A história envergonhada
Em 1986, a Argentina ganhou o Oscar de melhor filme estrangeiro com A História Oficial. Além de apresentar ao mundo Norma Aleandro, premiada em Cannes por interpretar a mulher que investiga se sua filha adotiva é um dos muitos bebês roubados de presas políticas grávidas, o filme aponta uma realidade comum na história recente da América Latina. Essa América, que insiste em se situar econômica, cultural e socialmente pelos padrões eurocêntricos, moldou-se de acordo com o que visavam os reis católicos, Isabel de Castela e Fernando de Aragão, patrocinadores da expedição do genovês Cristovão Colombo para o Novo Mundo.
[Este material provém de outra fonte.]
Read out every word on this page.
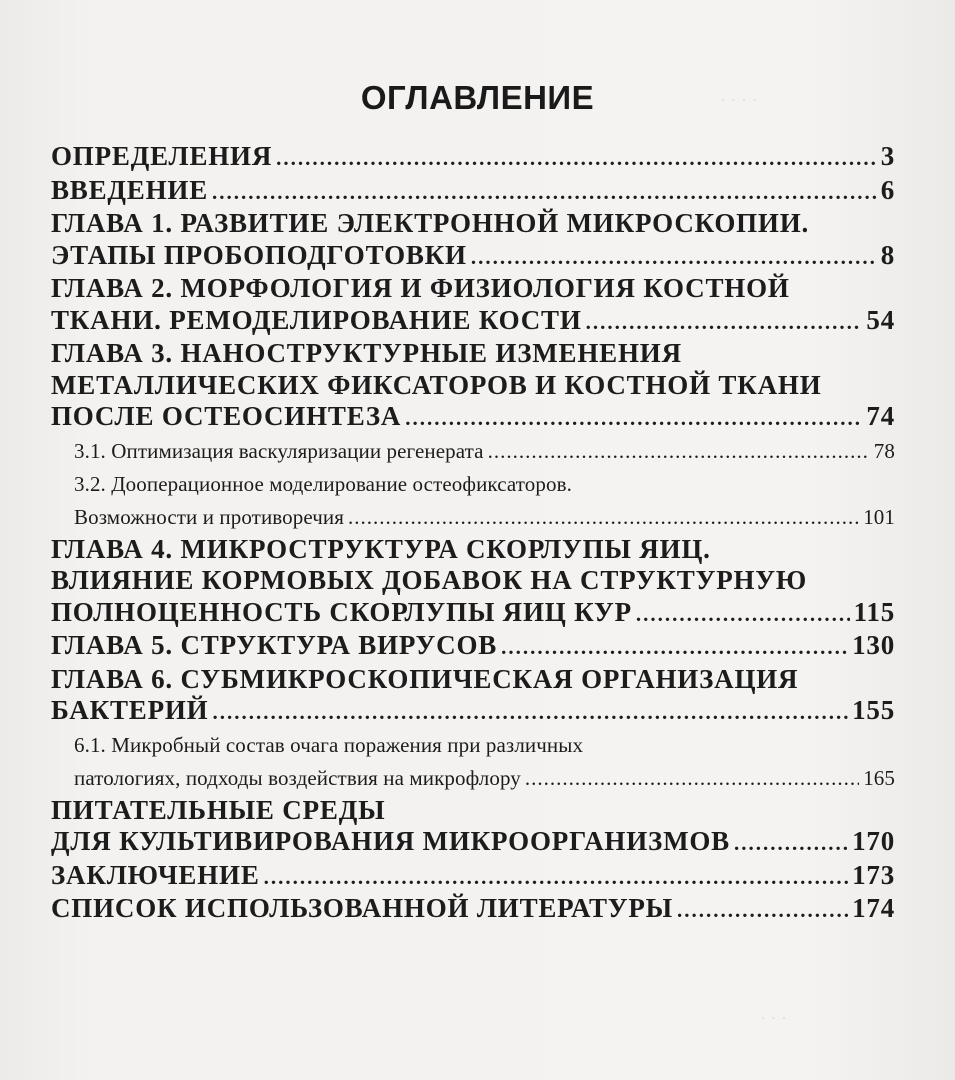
· · · ·
· · ·
ОГЛАВЛЕНИЕ
ОПРЕДЕЛЕНИЯ .....	3
ВВЕДЕНИЕ .....	6
ГЛАВА 1. РАЗВИТИЕ ЭЛЕКТРОННОЙ МИКРОСКОПИИ.
ЭТАПЫ ПРОБОПОДГОТОВКИ .....	8
ГЛАВА 2. МОРФОЛОГИЯ И ФИЗИОЛОГИЯ КОСТНОЙ
ТКАНИ. РЕМОДЕЛИРОВАНИЕ КОСТИ .....	54
ГЛАВА 3. НАНОСТРУКТУРНЫЕ ИЗМЕНЕНИЯ
МЕТАЛЛИЧЕСКИХ ФИКСАТОРОВ И КОСТНОЙ ТКАНИ
ПОСЛЕ ОСТЕОСИНТЕЗА .....	74
3.1. Оптимизация васкуляризации регенерата .....	78
3.2. Дооперационное моделирование остеофиксаторов.
Возможности и противоречия .....	101
ГЛАВА 4. МИКРОСТРУКТУРА СКОРЛУПЫ ЯИЦ.
ВЛИЯНИЕ КОРМОВЫХ ДОБАВОК НА СТРУКТУРНУЮ
ПОЛНОЦЕННОСТЬ СКОРЛУПЫ ЯИЦ КУР .....	115
ГЛАВА 5. СТРУКТУРА ВИРУСОВ .....	130
ГЛАВА 6. СУБМИКРОСКОПИЧЕСКАЯ ОРГАНИЗАЦИЯ
БАКТЕРИЙ .....	155
6.1. Микробный состав очага поражения при различных
патологиях, подходы воздействия на микрофлору .....	165
ПИТАТЕЛЬНЫЕ СРЕДЫ
ДЛЯ КУЛЬТИВИРОВАНИЯ МИКРООРГАНИЗМОВ .....	170
ЗАКЛЮЧЕНИЕ .....	173
СПИСОК ИСПОЛЬЗОВАННОЙ ЛИТЕРАТУРЫ .....	174
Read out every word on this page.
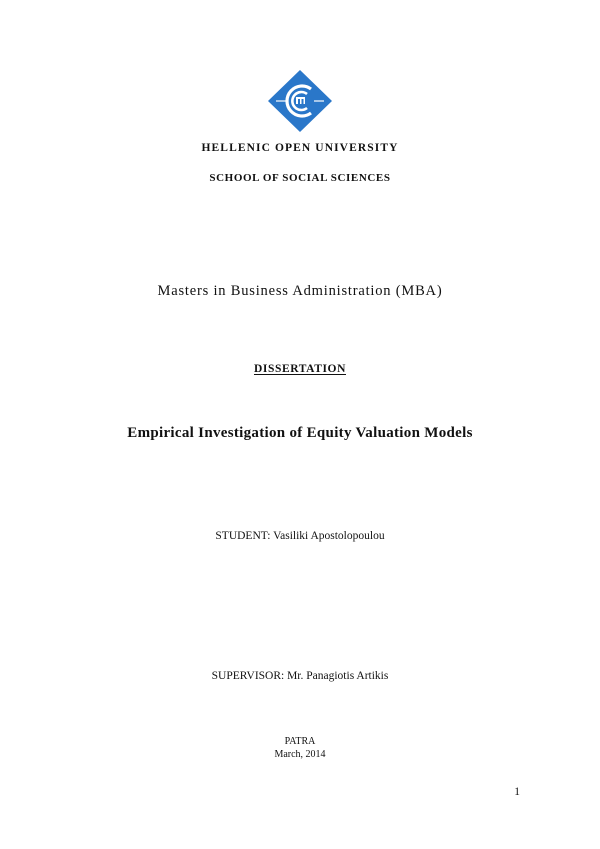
HELLENIC OPEN UNIVERSITY
SCHOOL OF SOCIAL SCIENCES
Masters in Business Administration (MBA)
DISSERTATION
Empirical Investigation of Equity Valuation Models
STUDENT: Vasiliki Apostolopoulou
SUPERVISOR: Mr. Panagiotis Artikis
PATRA
March, 2014
1
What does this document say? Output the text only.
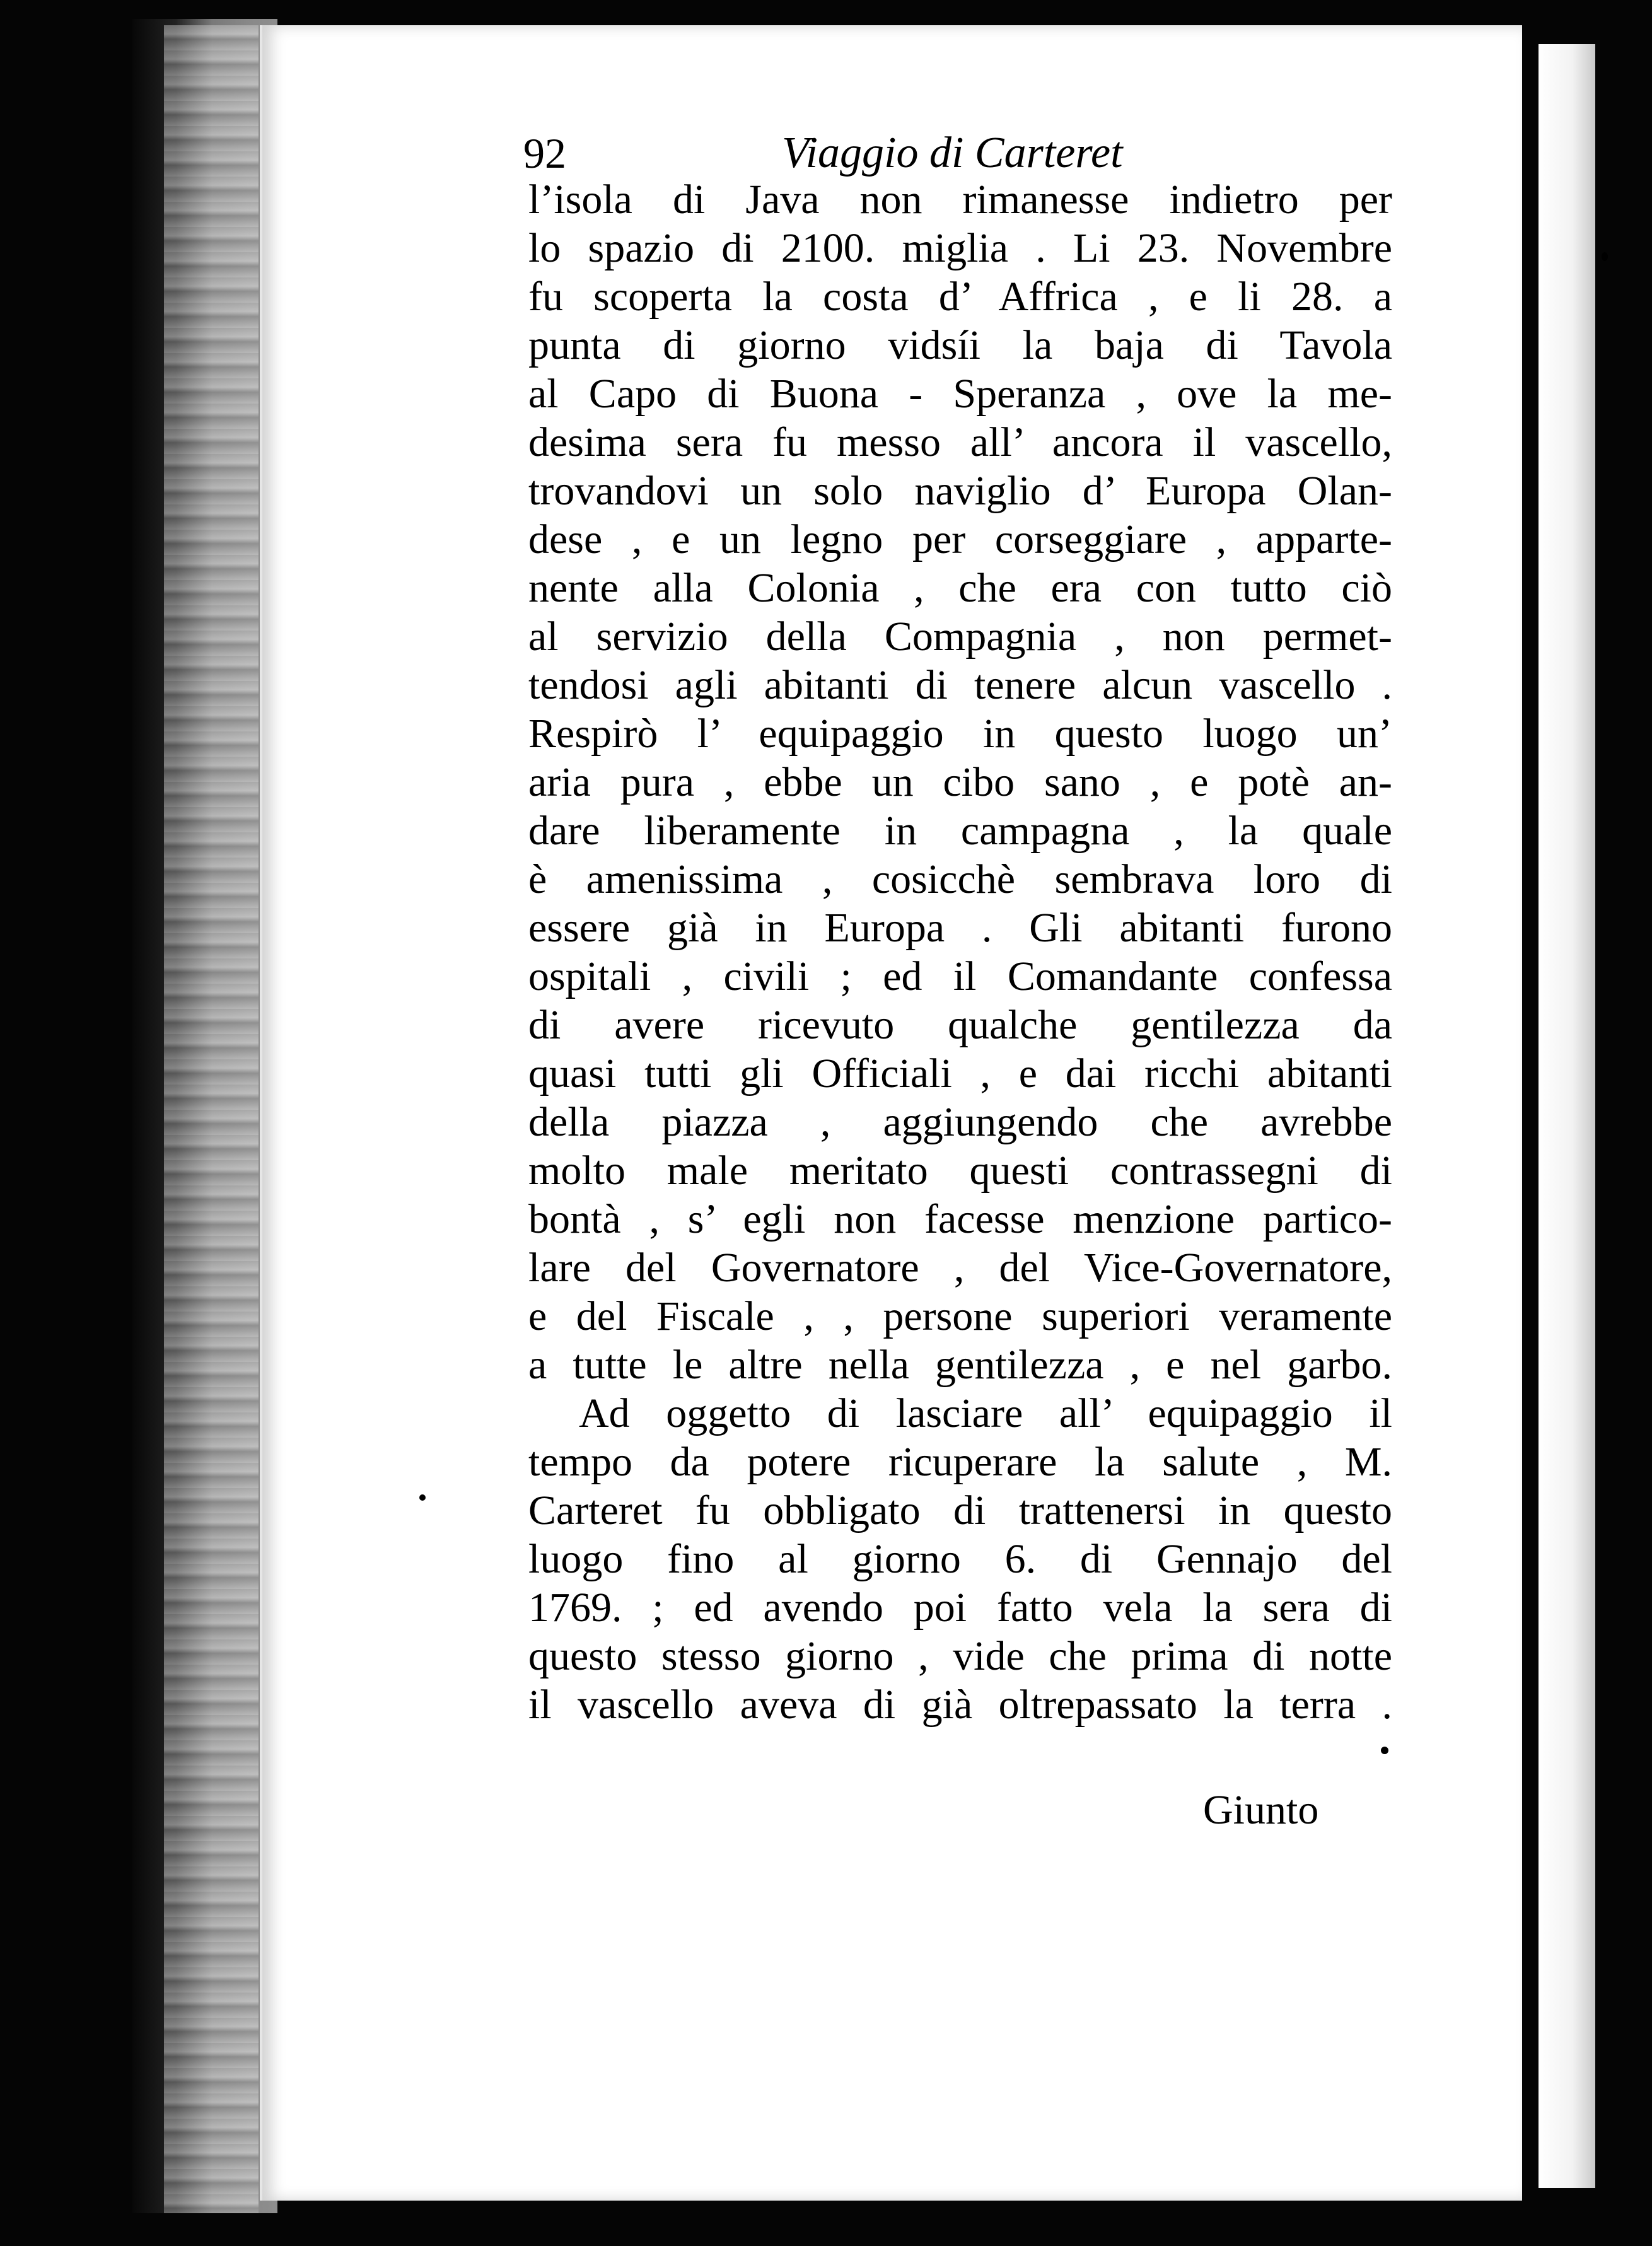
92	Viaggio di Carteret
l’isola di Java non rimanesse indietro per
lo spazio di 2100. miglia . Li 23. Novembre
fu scoperta la costa d’ Affrica , e li 28. a
punta di giorno vidsíi la baja di Tavola
al Capo di Buona - Speranza , ove la me-
desima sera fu messo all’ ancora il vascello,
trovandovi un solo naviglio d’ Europa Olan-
dese , e un legno per corseggiare , apparte-
nente alla Colonia , che era con tutto ciò
al servizio della Compagnia , non permet-
tendosi agli abitanti di tenere alcun vascello .
Respirò l’ equipaggio in questo luogo un’
aria pura , ebbe un cibo sano , e potè an-
dare liberamente in campagna , la quale
è amenissima , cosicchè sembrava loro di
essere già in Europa . Gli abitanti furono
ospitali , civili ; ed il Comandante confessa
di avere ricevuto qualche gentilezza da
quasi tutti gli Officiali , e dai ricchi abitanti
della piazza , aggiungendo che avrebbe
molto male meritato questi contrassegni di
bontà , s’ egli non facesse menzione partico-
lare del Governatore , del Vice-Governatore,
e del Fiscale , , persone superiori veramente
a tutte le altre nella gentilezza , e nel garbo.
Ad oggetto di lasciare all’ equipaggio il
tempo da potere ricuperare la salute , M.
Carteret fu obbligato di trattenersi in questo
luogo fino al giorno 6. di Gennajo del
1769. ; ed avendo poi fatto vela la sera di
questo stesso giorno , vide che prima di notte
il vascello aveva di già oltrepassato la terra .
Giunto
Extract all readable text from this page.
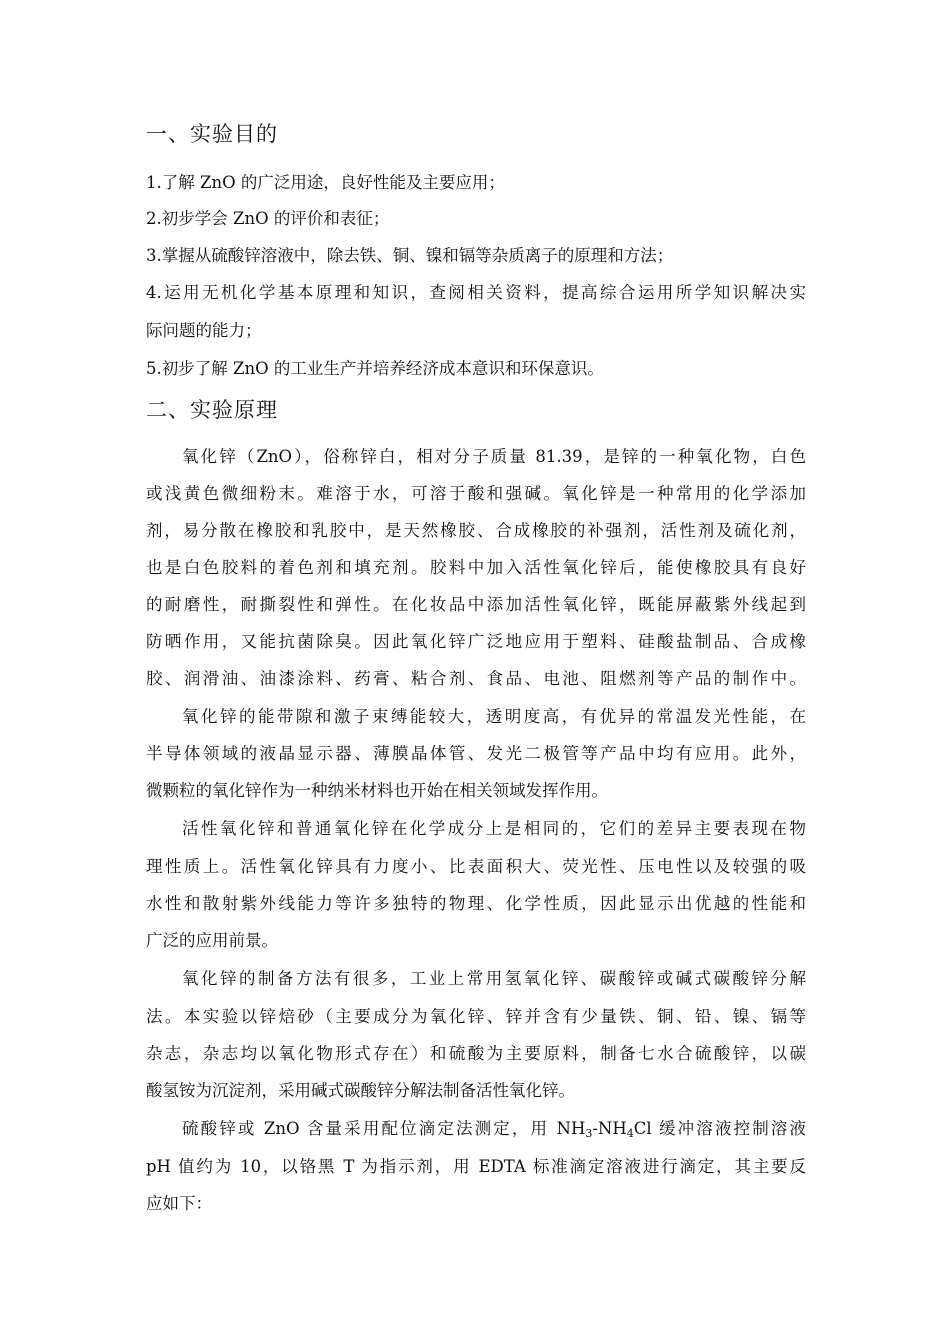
一、实验目的
1.了解 ZnO 的广泛用途，良好性能及主要应用；
2.初步学会 ZnO 的评价和表征；
3.掌握从硫酸锌溶液中，除去铁、铜、镍和镉等杂质离子的原理和方法；
4.运用无机化学基本原理和知识，查阅相关资料，提高综合运用所学知识解决实
际问题的能力；
5.初步了解 ZnO 的工业生产并培养经济成本意识和环保意识。
二、实验原理
氧化锌（ZnO），俗称锌白，相对分子质量 81.39，是锌的一种氧化物，白色
或浅黄色微细粉末。难溶于水，可溶于酸和强碱。氧化锌是一种常用的化学添加
剂，易分散在橡胶和乳胶中，是天然橡胶、合成橡胶的补强剂，活性剂及硫化剂，
也是白色胶料的着色剂和填充剂。胶料中加入活性氧化锌后，能使橡胶具有良好
的耐磨性，耐撕裂性和弹性。在化妆品中添加活性氧化锌，既能屏蔽紫外线起到
防晒作用，又能抗菌除臭。因此氧化锌广泛地应用于塑料、硅酸盐制品、合成橡
胶、润滑油、油漆涂料、药膏、粘合剂、食品、电池、阻燃剂等产品的制作中。
氧化锌的能带隙和激子束缚能较大，透明度高，有优异的常温发光性能，在
半导体领域的液晶显示器、薄膜晶体管、发光二极管等产品中均有应用。此外，
微颗粒的氧化锌作为一种纳米材料也开始在相关领域发挥作用。
活性氧化锌和普通氧化锌在化学成分上是相同的，它们的差异主要表现在物
理性质上。活性氧化锌具有力度小、比表面积大、荧光性、压电性以及较强的吸
水性和散射紫外线能力等许多独特的物理、化学性质，因此显示出优越的性能和
广泛的应用前景。
氧化锌的制备方法有很多，工业上常用氢氧化锌、碳酸锌或碱式碳酸锌分解
法。本实验以锌焙砂（主要成分为氧化锌、锌并含有少量铁、铜、铅、镍、镉等
杂志，杂志均以氧化物形式存在）和硫酸为主要原料，制备七水合硫酸锌，以碳
酸氢铵为沉淀剂，采用碱式碳酸锌分解法制备活性氧化锌。
硫酸锌或 ZnO 含量采用配位滴定法测定，用 $NH_3-NH_4Cl$ 缓冲溶液控制溶液
pH 值约为 10，以铬黑 T 为指示剂，用 EDTA 标准滴定溶液进行滴定，其主要反
应如下：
A tática de unir grupos com interesses diferentes em torno de uma causa foi invocada mais de uma vez por Isabel e Fernando. A biografia Isabel de Castela – A primeira grande rainha da Europa (Rocco, R$ 69,90), do historiador inglês Giles Tremlett, exalta a importância da mulher que definiu os contornos do mapa espanhol, tendo expulsado os árabes da Península Ibérica em 1492, depois de quase oito séculos de permanência moura na região, e iniciado a expansão para o Novo Mundo. Os métodos de dominação dos reis europeus permanecem em prática até hoje. Em nome de moral e bons costumes, mata-se, espolia-se, destrói-se. A referência europeia foi incorporada pelos habitantes das Américas, que não se veem como nativos, mas como descendentes dos invasores brancos. As marcas dessa tradição estão na literatura latino-americana contemporânea. O romance autobiográfico O espírito dos meus pais continua a subir na chuva(Todavia, R$ 44,90), do argentino Patricio Pron, transforma uma verificação nos guardados da família – recortes de jornais, cartas, tudo o que se tranca em gavetas e caixas, em nome das memórias – na reflexão sobre os traumas deixados pela ditadura argentina. As recordações da infância também estão em Formas de voltar para casa (Cosac Naify, R$ 46,90), do chileno Alejandro Zambra, que cresceu durante a ditadura de Pinochet, quando sua família preferia fingir ignorar o que acontecia no país – talvez por concordar com o regime ou talvez apenas em nome da sobrevivência. Virar o rosto para as atrocidades é a prática de alguns personagens de A noite da espera (Companhia das Letras, R$ 39,90), de Milton Hatoum, romance situado na Brasília dos anos 1970, quando a repressão aos movimentos de crítica ao governo militar atinge críticos do regime e quem jamais se envolveu em política.
Às vésperas de um controvertido processo eleitoral, Aqueles que queimam livros (Âyinê, R$ 19), do crítico francês George Steiner, reflete sobre a “hipocrisia liberal” que condena textos que “possam inflamar a sexualidade”, ignorando, no entanto, “o dilúvio de erotismo sádico que hoje invade as livrarias, as bancas e a internet” e, principalmente, o ciberespaço saturado de “exemplos validadores da bestialidade em relação a outros seres humanos, em relação a nós mesmos”. A repressão ao pensamento crítico é um dos primeiros cuidados do totalitarismo, em nome do zelo pela moral de tutelados. Sobreviver, algumas vezes, exige que se fechem os olhos para a queima dos livros. Mas, como em Fahrenheit 451 (Biblioteca Azul, R$ 34,90), sempre haverá quem guarde as narrativas de memória, no cérebro, onde censor algum pode chegar.